Airbnb Listings Latest Case of Trivializing, Commercializing Slave Cabins
The Airbnb listing was simple: a charming Mississippi cottage with old-fashioned decor and access to Wi-Fi and streaming platforms. Listings in Louisiana and Georgia had similar descriptions, portraying them as charming, rustic homes perfect for a cozy weekend getaway.
The now-removed listings had one major thing in common, though: They were once home to those enslaved.
Recent outrage over the listed slave cabins started with the Panther Burn Cottage, a Greenville, Mississippi, slave cabin built on a plantation in the 1800s. Wynton Yates, a Black lawyer from New Orleans, posted a now-viral TikTok about the Airbnb listing late last month. He said he was shocked when he saw the listing. “My first reaction was ‘This is wild! How does anybody think this is OK?’” Yates told NBC News. “I was appalled by what I was looking at. It’s just disrespectful to all of the people who lived and died in those spaces.”

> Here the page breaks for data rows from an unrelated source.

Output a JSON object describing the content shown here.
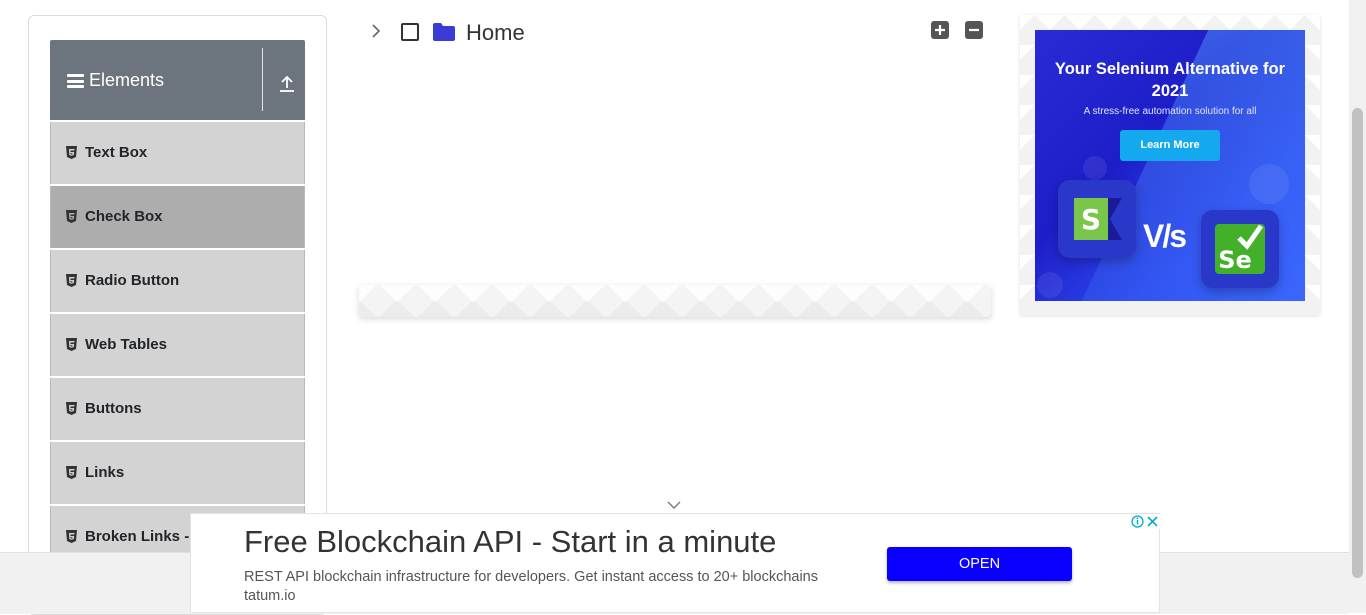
{
  "sidebar": {
    "group_title": "Elements",
    "items": [
      {
        "label": "Text Box",
        "active": false
      },
      {
        "label": "Check Box",
        "active": true
      },
      {
        "label": "Radio Button",
        "active": false
      },
      {
        "label": "Web Tables",
        "active": false
      },
      {
        "label": "Buttons",
        "active": false
      },
      {
        "label": "Links",
        "active": false
      },
      {
        "label": "Broken Links - Images",
        "active": false
      }
    ]
  },
  "tree": {
    "root_label": "Home",
    "checked": false,
    "expanded": false
  },
  "right_ad": {
    "headline": "Your Selenium Alternative for 2021",
    "subtext": "A stress-free automation solution for all",
    "cta": "Learn More",
    "vs_text": "V/s",
    "logo_left_letter": "S",
    "logo_right_letters": "Se"
  },
  "bottom_ad": {
    "title": "Free Blockchain API - Start in a minute",
    "description": "REST API blockchain infrastructure for developers. Get instant access to 20+ blockchains tatum.io",
    "button": "OPEN"
  },
  "colors": {
    "sidebar_header": "#6c757d",
    "menu_item": "#d3d3d3",
    "menu_item_active": "#adadad",
    "open_button": "#0a00ff",
    "ad_blue": "#2a2bd4"
  }
}
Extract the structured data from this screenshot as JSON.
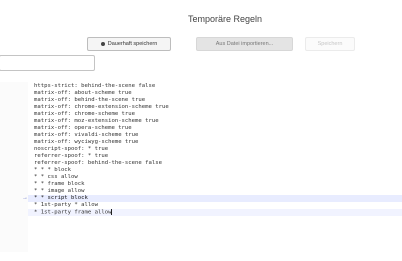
{
  "header": {
    "title": "Temporäre Regeln"
  },
  "toolbar": {
    "save_label": "Dauerhaft speichern",
    "import_label": "Aus Datei importieren...",
    "apply_label": "Speichern"
  },
  "filter": {
    "value": "",
    "placeholder": ""
  },
  "editor": {
    "lines": [
      "https-strict: behind-the-scene false",
      "matrix-off: about-scheme true",
      "matrix-off: behind-the-scene true",
      "matrix-off: chrome-extension-scheme true",
      "matrix-off: chrome-scheme true",
      "matrix-off: moz-extension-scheme true",
      "matrix-off: opera-scheme true",
      "matrix-off: vivaldi-scheme true",
      "matrix-off: wyciwyg-scheme true",
      "noscript-spoof: * true",
      "referrer-spoof: * true",
      "referrer-spoof: behind-the-scene false",
      "* * * block",
      "* * css allow",
      "* * frame block",
      "* * image allow",
      "* * script block",
      "* 1st-party * allow",
      "* 1st-party frame allow"
    ],
    "highlighted_line_index": 16,
    "cursor_line_index": 18
  },
  "icons": {
    "changed_line_marker": "arrow-right-icon",
    "save_icon": "dot-icon"
  }
}
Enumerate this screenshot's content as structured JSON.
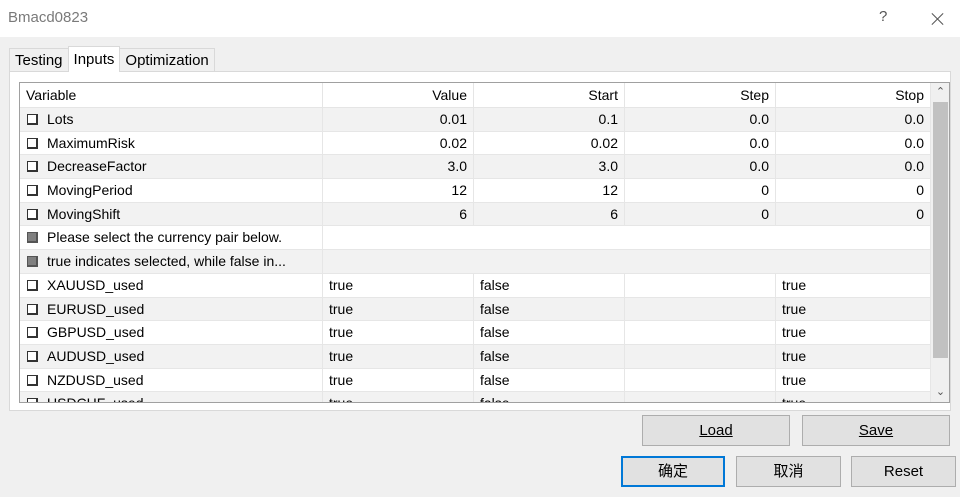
{
  "window": {
    "title": "Bmacd0823",
    "help": "?"
  },
  "tabs": [
    "Testing",
    "Inputs",
    "Optimization"
  ],
  "table": {
    "headers": [
      "Variable",
      "Value",
      "Start",
      "Step",
      "Stop"
    ],
    "rows": [
      {
        "name": "Lots",
        "value": "0.01",
        "start": "0.1",
        "step": "0.0",
        "stop": "0.0"
      },
      {
        "name": "MaximumRisk",
        "value": "0.02",
        "start": "0.02",
        "step": "0.0",
        "stop": "0.0"
      },
      {
        "name": "DecreaseFactor",
        "value": "3.0",
        "start": "3.0",
        "step": "0.0",
        "stop": "0.0"
      },
      {
        "name": "MovingPeriod",
        "value": "12",
        "start": "12",
        "step": "0",
        "stop": "0"
      },
      {
        "name": "MovingShift",
        "value": "6",
        "start": "6",
        "step": "0",
        "stop": "0"
      },
      {
        "name": "Please select the currency pair below.",
        "value": "",
        "start": "",
        "step": "",
        "stop": ""
      },
      {
        "name": "true indicates selected, while false in...",
        "value": "",
        "start": "",
        "step": "",
        "stop": ""
      },
      {
        "name": "XAUUSD_used",
        "value": "true",
        "start": "false",
        "step": "",
        "stop": "true"
      },
      {
        "name": "EURUSD_used",
        "value": "true",
        "start": "false",
        "step": "",
        "stop": "true"
      },
      {
        "name": "GBPUSD_used",
        "value": "true",
        "start": "false",
        "step": "",
        "stop": "true"
      },
      {
        "name": "AUDUSD_used",
        "value": "true",
        "start": "false",
        "step": "",
        "stop": "true"
      },
      {
        "name": "NZDUSD_used",
        "value": "true",
        "start": "false",
        "step": "",
        "stop": "true"
      },
      {
        "name": "USDCHF_used",
        "value": "true",
        "start": "false",
        "step": "",
        "stop": "true"
      }
    ]
  },
  "buttons": {
    "load": "Load",
    "save": "Save",
    "ok": "确定",
    "cancel": "取消",
    "reset": "Reset"
  }
}
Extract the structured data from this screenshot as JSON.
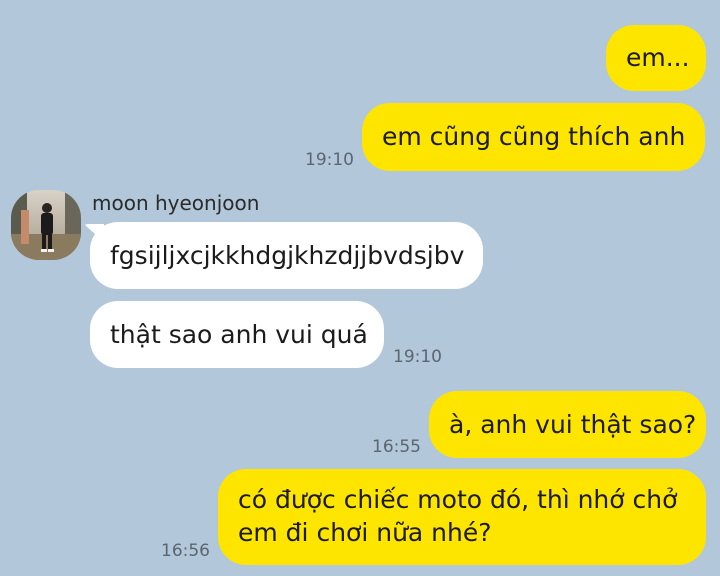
{
  "conversation": {
    "background_color": "#b2c7da",
    "outgoing_bubble_color": "#fee500",
    "incoming_bubble_color": "#ffffff",
    "messages": [
      {
        "text": "em...",
        "time": ""
      },
      {
        "text": "em cũng cũng thích anh",
        "time": "19:10"
      },
      {
        "sender": "moon hyeonjoon",
        "text": "fgsijljxcjkkhdgjkhzdjjbvdsjbv",
        "time": ""
      },
      {
        "text": "thật sao anh vui quá",
        "time": "19:10"
      },
      {
        "text": "à, anh vui thật sao?",
        "time": "16:55"
      },
      {
        "text_line1": "có được chiếc moto đó, thì nhớ chở",
        "text_line2": "em đi chơi nữa nhé?",
        "time": "16:56"
      }
    ]
  },
  "contact": {
    "name": "moon hyeonjoon",
    "avatar_icon": "profile-photo-icon"
  }
}
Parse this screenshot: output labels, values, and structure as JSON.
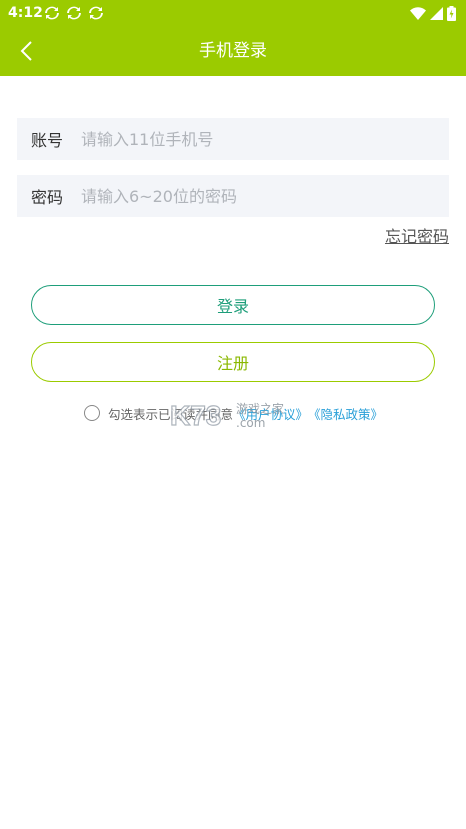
{
  "status_bar": {
    "time": "4:12"
  },
  "header": {
    "title": "手机登录"
  },
  "form": {
    "account_label": "账号",
    "account_placeholder": "请输入11位手机号",
    "password_label": "密码",
    "password_placeholder": "请输入6~20位的密码",
    "forgot_label": "忘记密码"
  },
  "buttons": {
    "login_label": "登录",
    "register_label": "注册"
  },
  "agreement": {
    "text": "勾选表示已阅读并同意",
    "user_agreement": "《用户协议》",
    "privacy_policy": "《隐私政策》"
  },
  "watermark": {
    "brand": "K73",
    "tagline": "游戏之家",
    "domain": ".com"
  },
  "colors": {
    "header_bg": "#9bcb00",
    "login_border": "#1e9e7a",
    "register_border": "#9bcb00",
    "link": "#2aa0d8"
  }
}
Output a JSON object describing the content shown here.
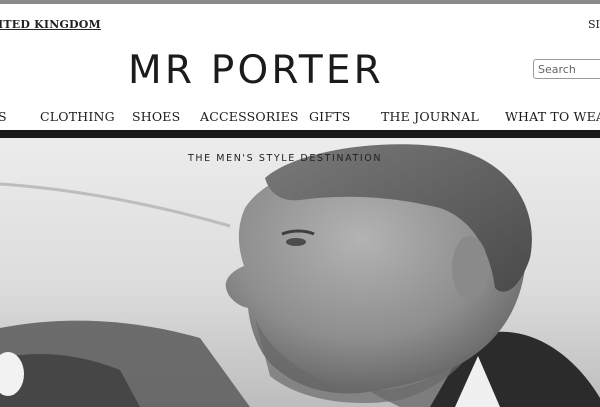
{
  "header": {
    "country_link": "ITED KINGDOM",
    "signin_link": "SI",
    "logo": "MR PORTER",
    "search": {
      "placeholder": "Search",
      "value": ""
    }
  },
  "nav": {
    "items": [
      {
        "label": "S"
      },
      {
        "label": "CLOTHING"
      },
      {
        "label": "SHOES"
      },
      {
        "label": "ACCESSORIES"
      },
      {
        "label": "GIFTS"
      },
      {
        "label": "THE JOURNAL"
      },
      {
        "label": "WHAT TO WEAR"
      }
    ]
  },
  "hero": {
    "tagline": "THE MEN'S STYLE DESTINATION",
    "image_subject": "black-and-white portrait photo"
  },
  "colors": {
    "text": "#1a1a1a",
    "nav_rule": "#1a1a1a",
    "hero_background": "#d9d9d9",
    "search_border": "#9a9a9a"
  }
}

Airbnb has since apologized and removed the Mississippi listing and any others “known to include former slave quarters in the United States.” But the incident has renewed concerns from preservationists about the state of former slave dwellings in the country. Preservationists like Joseph McGill Jr., founder of the Slave Dwelling Project, say the commercialization of plantation sites has been happening for decades.
“I’ve come across slave dwellings with many uses like rental spaces, she sheds, man caves, garages. I’ve even come across one being used as a public restroom of all things!” McGill said. “I’ve been at this for 12 years and what happened is nothing new. What is new is that now TikTok exists, and this thing called cancel culture exists.” McGill added of those who own such rentals: “In their minds and in their eyes, they’re doing nothing wrong.”